I’ve always been sceptical of this whole ‘manifestation’ philosophy. In fact, it might even be disempowering and distract you from actually achieving what you want in the world.
I remember one time, after fleeing the ice planet Hoth with the Rebel Alliance, I took myself on a solo mission to Dagobah to study with the Jedi master Yoda. After several months of intense training, we developed a firm friendship.
And it was there he gave me one of the best pieces of advice I’ve ever had.
“Do or do not. There is no try.”
The point my little green friend was making is that ‘trying’ is a mindset. If you are ‘trying’ to do something, you’re still holding on to the belief that you might not be able to do it.
To succeed at many things in life requires a total commitment to the task, and the belief that you can actually do it. Some tasks will be doomed to failure simply due to the fact that you’re still ‘trying’ and holding in your mind the possibility that you won’t succeed.
Like a lot of things Yoda said, I think this has a practical truth and a deeper spiritual truth.
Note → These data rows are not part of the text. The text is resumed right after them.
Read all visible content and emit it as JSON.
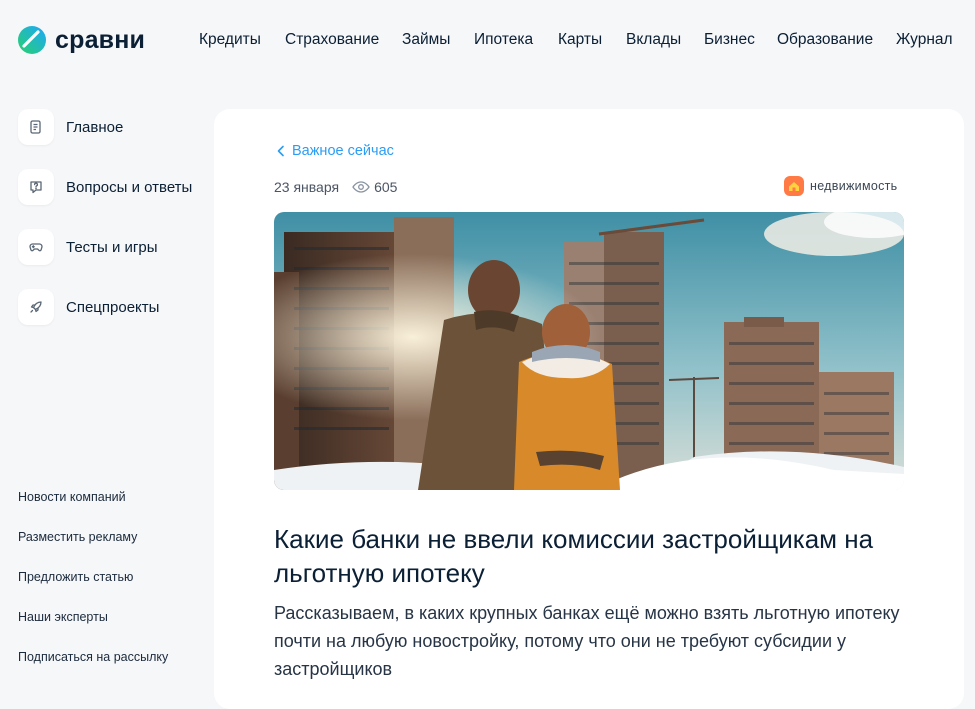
{
  "brand": {
    "name": "сравни"
  },
  "nav": [
    "Кредиты",
    "Страхование",
    "Займы",
    "Ипотека",
    "Карты",
    "Вклады",
    "Бизнес",
    "Образование",
    "Журнал"
  ],
  "sidebar": {
    "items": [
      {
        "label": "Главное",
        "icon": "article-icon"
      },
      {
        "label": "Вопросы и ответы",
        "icon": "question-icon"
      },
      {
        "label": "Тесты и игры",
        "icon": "gamepad-icon"
      },
      {
        "label": "Спецпроекты",
        "icon": "rocket-icon"
      }
    ],
    "footer_links": [
      "Новости компаний",
      "Разместить рекламу",
      "Предложить статью",
      "Наши эксперты",
      "Подписаться на рассылку"
    ]
  },
  "article": {
    "back_label": "Важное сейчас",
    "date": "23 января",
    "views": "605",
    "tag": "недвижимость",
    "title": "Какие банки не ввели комиссии застройщикам на льготную ипотеку",
    "lead": "Рассказываем, в каких крупных банках ещё можно взять льготную ипотеку почти на любую новостройку, потому что они не требуют субсидии у застройщиков"
  },
  "colors": {
    "accent": "#2a9df4",
    "background": "#f6f7f8",
    "tag": "#ff7a45"
  }
}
At a practical level, we only have so many resources at our disposal – cash, skills, time, mental energy… If we’re entertaining the possibility of failing at something, then we start devoting some of our resources to that contingency. We start putting plans in place to deal with the failure.
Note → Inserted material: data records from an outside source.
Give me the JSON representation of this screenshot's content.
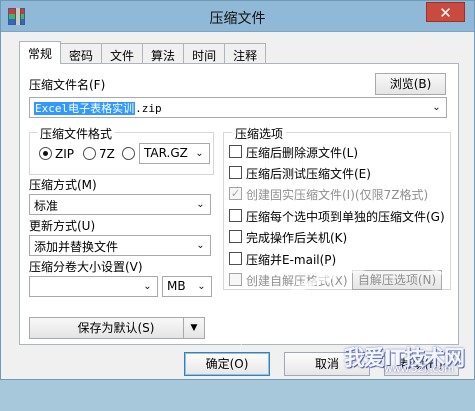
{
  "window": {
    "title": "压缩文件",
    "close_symbol": "✕"
  },
  "tabs": [
    {
      "label": "常规",
      "active": true
    },
    {
      "label": "密码"
    },
    {
      "label": "文件"
    },
    {
      "label": "算法"
    },
    {
      "label": "时间"
    },
    {
      "label": "注释"
    }
  ],
  "archive_name": {
    "label": "压缩文件名(F)",
    "browse_label": "浏览(B)",
    "selected_part": "Excel电子表格实训",
    "extension": ".zip"
  },
  "format": {
    "title": "压缩文件格式",
    "options": [
      "ZIP",
      "7Z"
    ],
    "other_option_value": "TAR.GZ"
  },
  "compression_method": {
    "label": "压缩方式(M)",
    "value": "标准"
  },
  "update_method": {
    "label": "更新方式(U)",
    "value": "添加并替换文件"
  },
  "split_size": {
    "label": "压缩分卷大小设置(V)",
    "value": "",
    "unit": "MB"
  },
  "options": {
    "title": "压缩选项",
    "items": [
      {
        "label": "压缩后删除源文件(L)",
        "checked": false,
        "disabled": false
      },
      {
        "label": "压缩后测试压缩文件(E)",
        "checked": false,
        "disabled": false
      },
      {
        "label": "创建固实压缩文件(I)(仅限7Z格式)",
        "checked": true,
        "disabled": true
      },
      {
        "label": "压缩每个选中项到单独的压缩文件(G)",
        "checked": false,
        "disabled": false
      },
      {
        "label": "完成操作后关机(K)",
        "checked": false,
        "disabled": false
      },
      {
        "label": "压缩并E-mail(P)",
        "checked": false,
        "disabled": false
      },
      {
        "label": "创建自解压格式(X)",
        "checked": false,
        "disabled": true
      }
    ],
    "sfx_options_label": "自解压选项(N)"
  },
  "save_default": {
    "label": "保存为默认(S)",
    "arrow": "▼"
  },
  "buttons": {
    "ok": "确定(O)",
    "cancel": "取消",
    "help": "帮助(H)"
  },
  "watermark": {
    "main": "我爱IT技术网",
    "sub": "www.52ij.com"
  },
  "colors": {
    "selection": "#3399ff",
    "titlebar": "#8fb9d6",
    "close": "#c94b3f"
  }
}
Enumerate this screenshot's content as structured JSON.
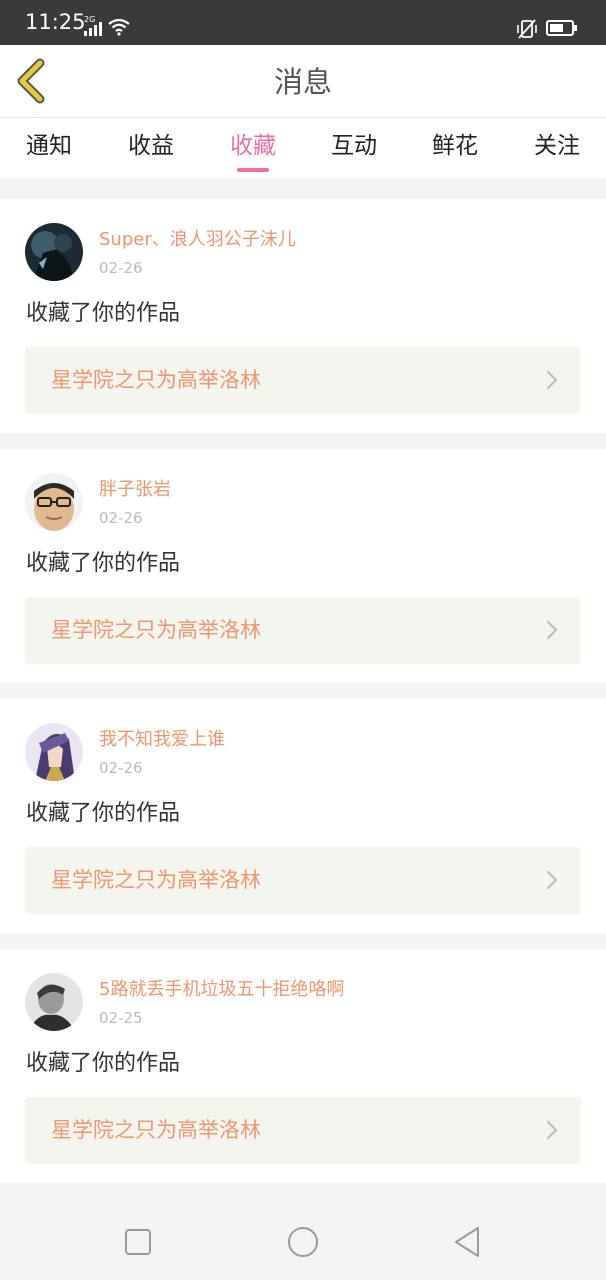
{
  "status_bar": {
    "time": "11:25",
    "network": "2G"
  },
  "header": {
    "title": "消息",
    "back_icon": "chevron-left-icon"
  },
  "tabs": [
    {
      "label": "通知",
      "active": false
    },
    {
      "label": "收益",
      "active": false
    },
    {
      "label": "收藏",
      "active": true
    },
    {
      "label": "互动",
      "active": false
    },
    {
      "label": "鲜花",
      "active": false
    },
    {
      "label": "关注",
      "active": false
    }
  ],
  "messages": [
    {
      "username": "Super、浪人羽公子沫儿",
      "date": "02-26",
      "action": "收藏了你的作品",
      "work_title": "星学院之只为高举洛林"
    },
    {
      "username": "胖子张岩",
      "date": "02-26",
      "action": "收藏了你的作品",
      "work_title": "星学院之只为高举洛林"
    },
    {
      "username": "我不知我爱上谁",
      "date": "02-26",
      "action": "收藏了你的作品",
      "work_title": "星学院之只为高举洛林"
    },
    {
      "username": "5路就丢手机垃圾五十拒绝咯啊",
      "date": "02-25",
      "action": "收藏了你的作品",
      "work_title": "星学院之只为高举洛林"
    }
  ],
  "colors": {
    "accent": "#ee6ea1",
    "username": "#f0956e",
    "back_icon": "#e8c93a",
    "link_bg": "#f5f5ef"
  }
}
But that means we’re running two games at the same time. And since we only have limited resources, we’re not giving our best to either game. We’re not doing our best to make ‘win’ happen because we’re too busy planning for ‘lose’.
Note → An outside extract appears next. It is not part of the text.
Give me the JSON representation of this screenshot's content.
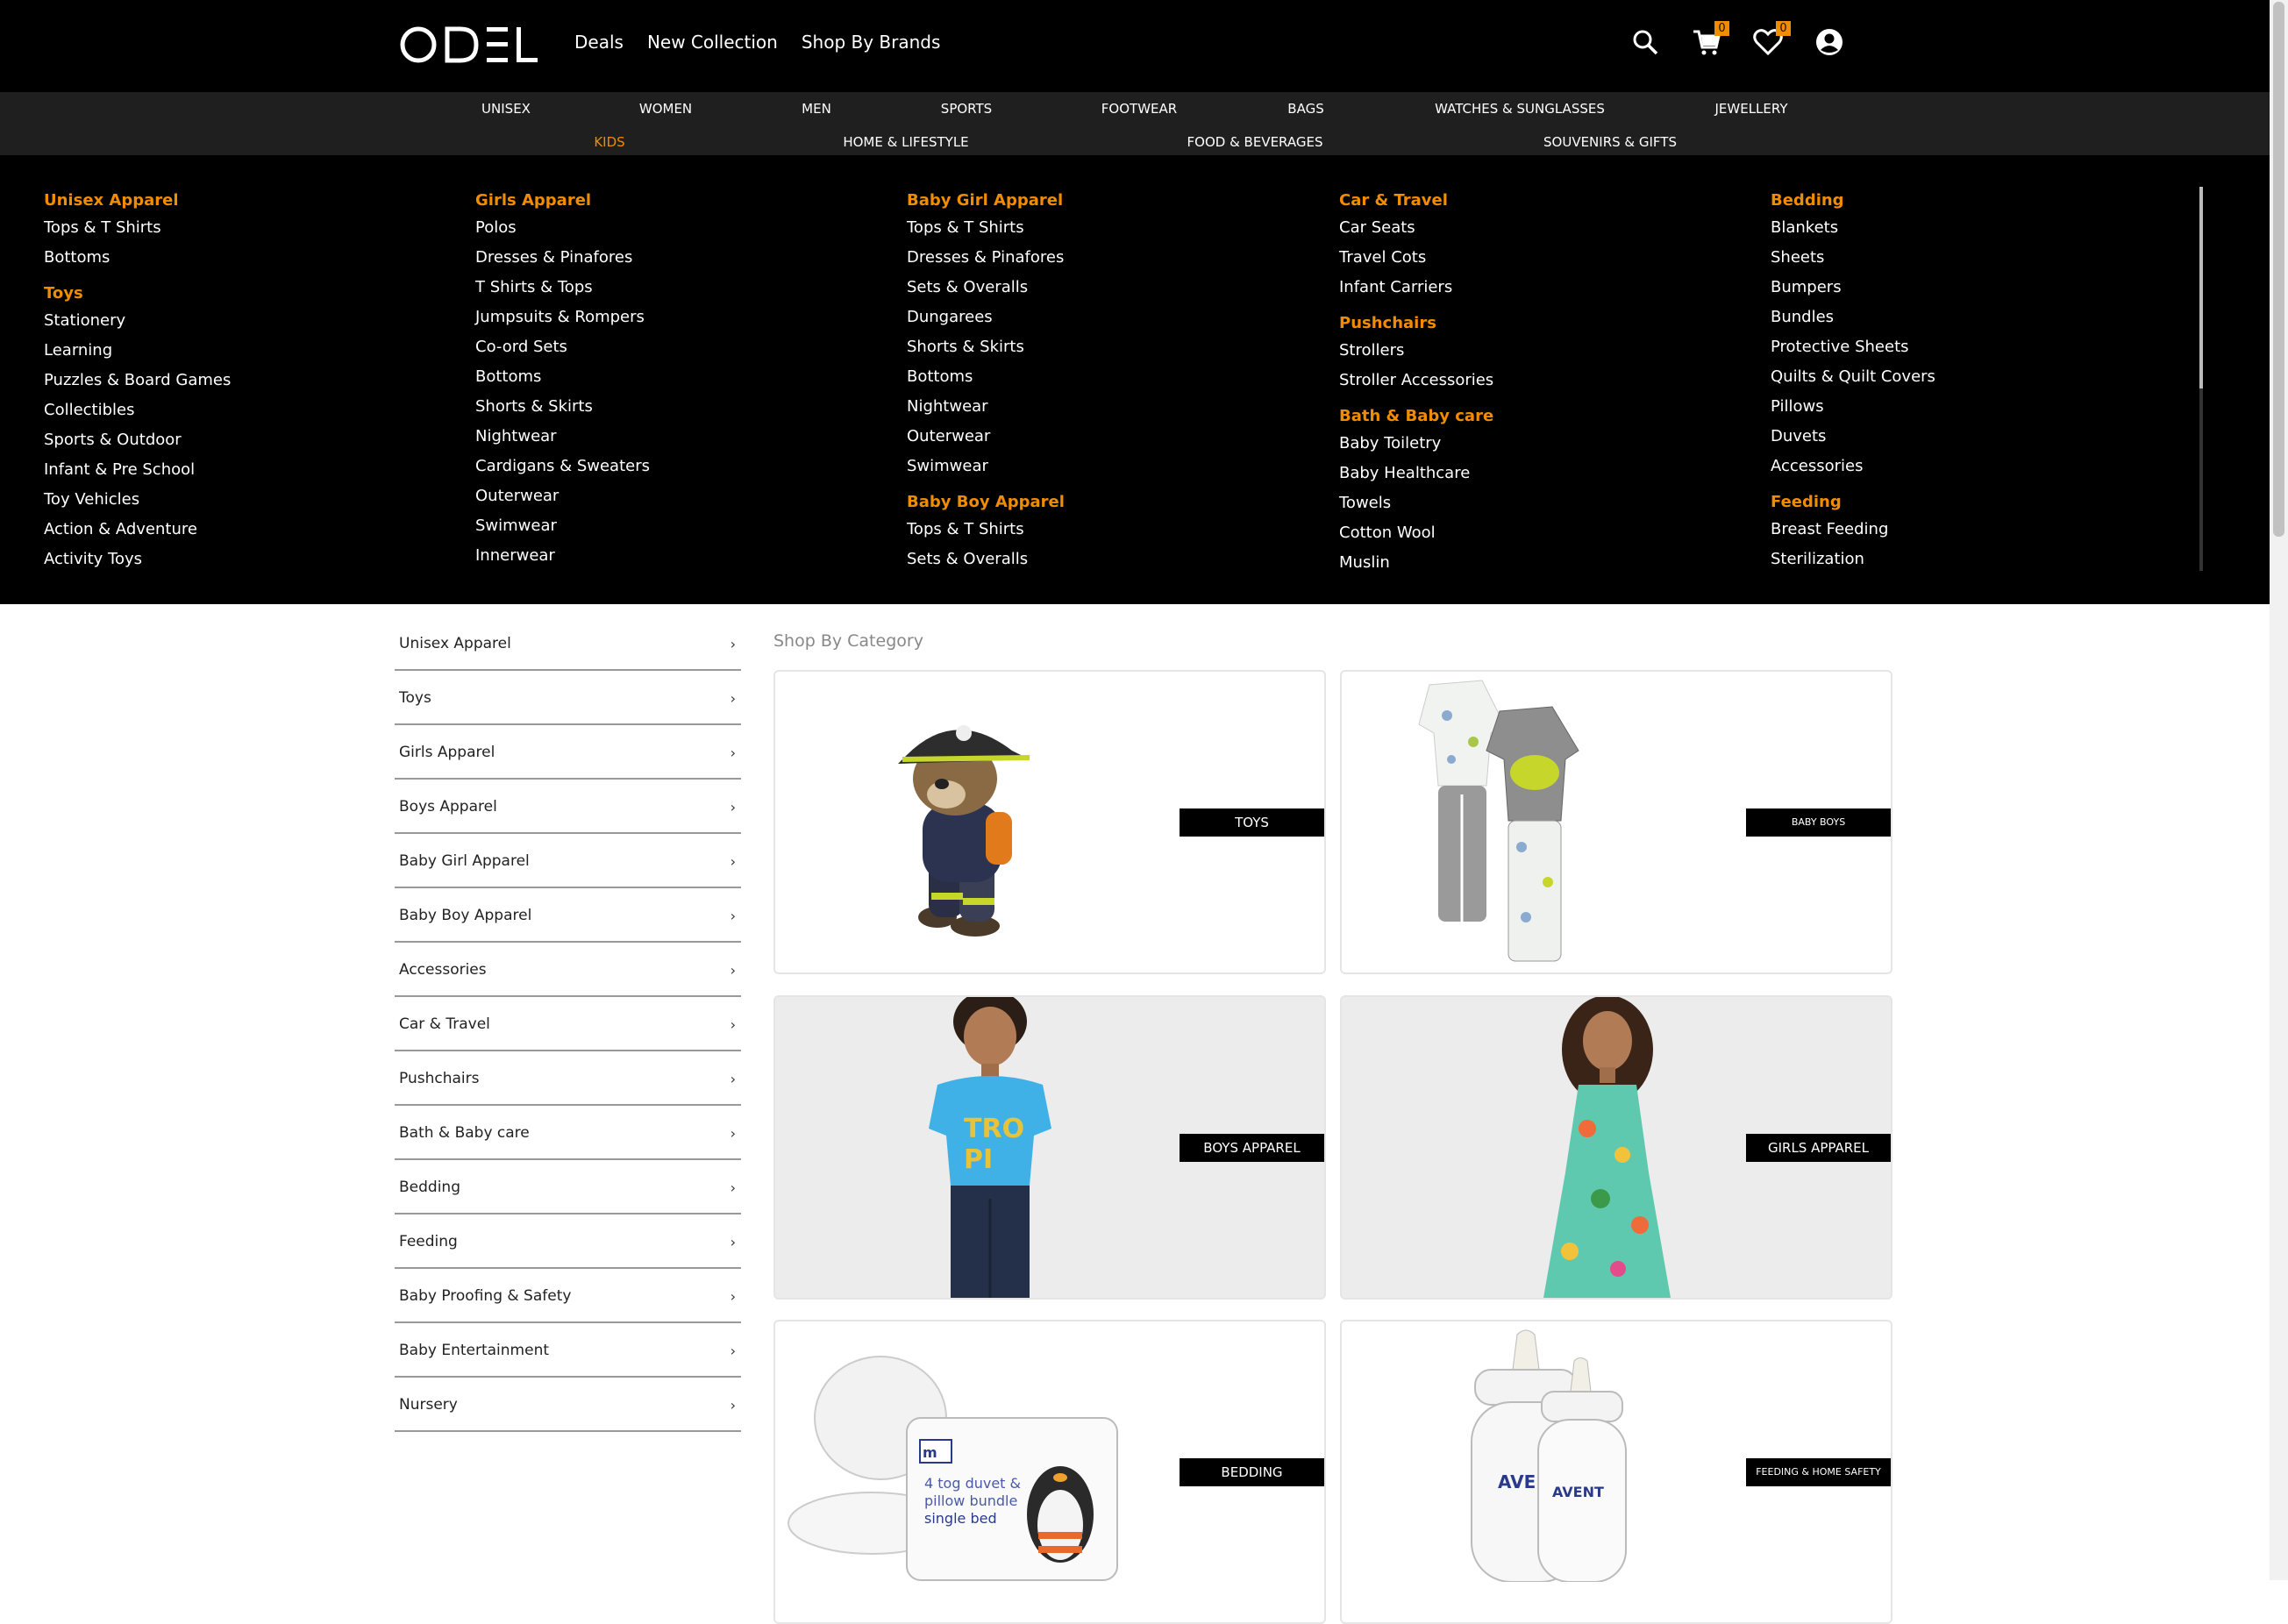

I remember the story of a Chinese general who took his army across the sea to fight the enemy. Once he got there, he had his men burn all the boats. Retreat wasn’t an option. There was victory or death. Nothing else. His men became extremely incentivized.
As a result, they were able to defeat a much bigger and well-resourced army.
Commitment accounts for a lot.
The “no try” doctrine also has a bit of a spiritual dimension. Like a lot of things Yoda said, ‘no try’ seemed to be lifted straight out of Zen and the eastern mystical traditions.
The world seems to respond in a particular way when you make yourself as single-minded as a Samurai. It’s like it gets real clarity on what you want, and throws its weight behind your plans and ambitions.
When you’ve got too many plates in the air, when say, you’re pushing along 4 or 5 different business ideas at the same time to see which one gets the most traction, you’re not sending a clear signal on what you want. It might even be that the cosmos senses your lack of commitment, and interprets that as not really wanting it.
I’m not going to pretend I know how this works. Yoda didn’t teach me the finer details of the force. We just spent a lot of time fighting little robot balls. But it is something that’s never sat right with me with the whole “manifest your destiny” tradition here on earth – that idea that if you want it, think hard about it, and you can manifest it.
Apart from the fact that I’m suspicious about anything that comes out of Western culture… it’s hard to imagine that the same cultural climate that gave us the Miley Cyrus phenomenon somehow stumbled upon a great spiritual truth… a truth that’s somehow eluded generations of monks having a good hard think in the mountains of Tibet or Japan.
But apart from that, the mechanics of manifestation never sounded quite right to me.
Say for example, someone is trying to ‘manifest’ a pay rise. It seems like a key question is what’s the thought seed behind this manifestation. That is, if they want a pay rise because they’re worried about their material well-being, and are worried that they might not have enough to eat one day, that’s going to have a big influence on the kind of outcomes they end up creating.
Because if it’s true that the “law of attraction” –that energetic like attracts energetic like – is a universal principal and applies at all times, then it must also apply at the stage of choosing what it is you want to manifest. But if the foundational idea in your thought structure is that there is a lack and scarcity in the world, and the foundational feeling is a fear, then that must be what you’ll end up calling down.
More of the same.
All of the positive visualisation in the world’s not going to change that.
It’s the same story with more ‘status’ focused visualisations. I want to be famous because people don’t love me. I want a flash car because people don’t respect me. I want a best-selling book because people don’t listen to me.
Careful what you wish for.
It seems to me, if this is how it works, that if you want to manifest clearly, then you need to put yourself in an abundant and joyful headspace first. But that’s the rub. Once you’ve got the headspace, you don’t actual need the things that you thought were going to give you that head space anymore.
And you no longer care about that shiny red bike you were trying to manifest. You’re already happy.
In a way, the ‘manifestation doctrine’ is disempowering. It can reinforce the idea that things can make you happy – which takes away from your own power to author your own experience. It’s all a matter of perspective, and we have the power to choose our perspective. “Things” just don’t matter that much.
And that’s the built in redundancy in manifestation. For it to work, you need to be happy first. But if you’re happy already, it doesn’t matter if it works or not.
“Be” or “be not”. There is no manifest.